Al igual que sucede con los amigos, la escucha entre la crítica y la literatura no se da sin las marcas de esta “ambigüedad entrañable”. Cómo acercarse sin desvanecerse en el otro -la consagración, el reconocimiento involucran esos peligros-, cómo sostener los vaivenes de la propia singularidad sin traducirlos a generalizaciones y exigencias. Las ambivalencias son vitales. El narrador Giordano va contando en una no linealidad del tiempo, -un presente interceptado por recuerdos, ocurrencias y planificaciones-, el camino que aquella amistad le propuso, y observa, acaso reafirma o ejercita en su propia vida, la oscilación barthesiana que la caracterizó, un “movimiento descentrado, una multiplicación de los posicionamientos que impide que se fije una imagen de la subjetividad que va y viene”. El misterioso, pensativo y enigmático César Aira, ese que vemos en la calle y no sabemos si es o no es, si es o se hace, ese Monstruo que se escapa de un café, el que nos acompaña con calma en la tristeza, el que nos envía una refutación sobre Felisberto Hernández o el que nos presenta un libro hablando de su autor como un socius o una sombra. Aira, el inasible. “‘Hablemos de literatura’, propone él. ´Hablemos de cosas personales, sobre todo de las tuyas´, sugiero yo. Entre esos dos polos vamos y venimos; a veces se intercambian los lugares.”

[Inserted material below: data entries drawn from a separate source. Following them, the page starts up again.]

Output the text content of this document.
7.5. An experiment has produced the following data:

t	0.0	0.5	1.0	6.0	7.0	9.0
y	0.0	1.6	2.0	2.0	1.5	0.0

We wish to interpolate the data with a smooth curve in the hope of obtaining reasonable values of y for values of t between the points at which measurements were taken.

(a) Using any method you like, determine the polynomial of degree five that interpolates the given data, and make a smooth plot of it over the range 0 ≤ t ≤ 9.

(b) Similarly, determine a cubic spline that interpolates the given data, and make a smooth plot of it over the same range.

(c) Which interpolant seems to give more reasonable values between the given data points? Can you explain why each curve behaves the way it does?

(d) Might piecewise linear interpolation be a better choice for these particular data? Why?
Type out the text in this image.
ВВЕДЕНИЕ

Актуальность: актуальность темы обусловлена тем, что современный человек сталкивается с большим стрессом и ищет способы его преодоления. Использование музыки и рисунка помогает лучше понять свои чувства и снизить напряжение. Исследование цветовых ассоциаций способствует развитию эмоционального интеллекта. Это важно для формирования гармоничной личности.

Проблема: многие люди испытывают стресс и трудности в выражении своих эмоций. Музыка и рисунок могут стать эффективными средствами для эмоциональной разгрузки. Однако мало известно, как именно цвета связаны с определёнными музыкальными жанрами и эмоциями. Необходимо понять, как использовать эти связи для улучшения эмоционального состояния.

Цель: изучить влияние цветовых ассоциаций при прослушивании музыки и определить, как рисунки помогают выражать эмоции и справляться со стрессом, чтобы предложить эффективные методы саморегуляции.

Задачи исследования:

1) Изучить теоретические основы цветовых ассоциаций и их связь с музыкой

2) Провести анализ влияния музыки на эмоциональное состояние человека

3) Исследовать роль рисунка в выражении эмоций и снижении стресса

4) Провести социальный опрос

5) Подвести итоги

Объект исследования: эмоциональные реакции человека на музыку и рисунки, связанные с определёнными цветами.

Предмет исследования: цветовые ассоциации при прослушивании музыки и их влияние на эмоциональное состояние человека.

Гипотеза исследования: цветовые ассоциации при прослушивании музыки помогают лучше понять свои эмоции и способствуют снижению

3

Alrededor de la amistad con Aira, en espejo o contrapartida, igualmente tamizadas por la ternura de la ambigüedad, aparecen otras amistades. En todas, el observador festeja la diferencia. El “indio de la crítica literaria”: Juani con Gramuglio (“Decime, Juani, ¿cuándo vas a escribir otra novela como Cicatrices?”), el club de los audios largos, inaugurados en pandemia con Nora Avaro, y un “caso aparte”: Jorge Monteleone, a quien el libro está dedicado. Si Aira es el amigo evanescente, Monteleone es el amigo-refugio, el que deja todo para acompañar la lectura de El llanto. El que despierta la charla generosa. Monteleone comprueba, en sí mismo, que un amigo es un “universo variado y multiforme”.
Para finalizar, algo más sobre la generosidad. Si solo de autobiografía se tratara, el título de este libro podría haber sido “Mis años Aira”. Giordano omite el adjetivo posesivo y utiliza en cambio un artículo que define el asunto de manera amplia. No me extraña. La historia de esa amistad habrá sido suya, habrán sido “sus” años Aira, sin embargo las derivas de aquel tiempo, las del Grupo de Estudios de Teoría, las del Boletín del Centro de Estudios de Teoría y Crítica Literaria, las de la Biblioteca Aira, las de los Congresos, fueron más allá. Encontraron, por la manera en que Alberto las transmitió, una forma común, se convirtieron en una materia al alcance de quien quiera tomarla. Los años Aira nos quedaron para todos.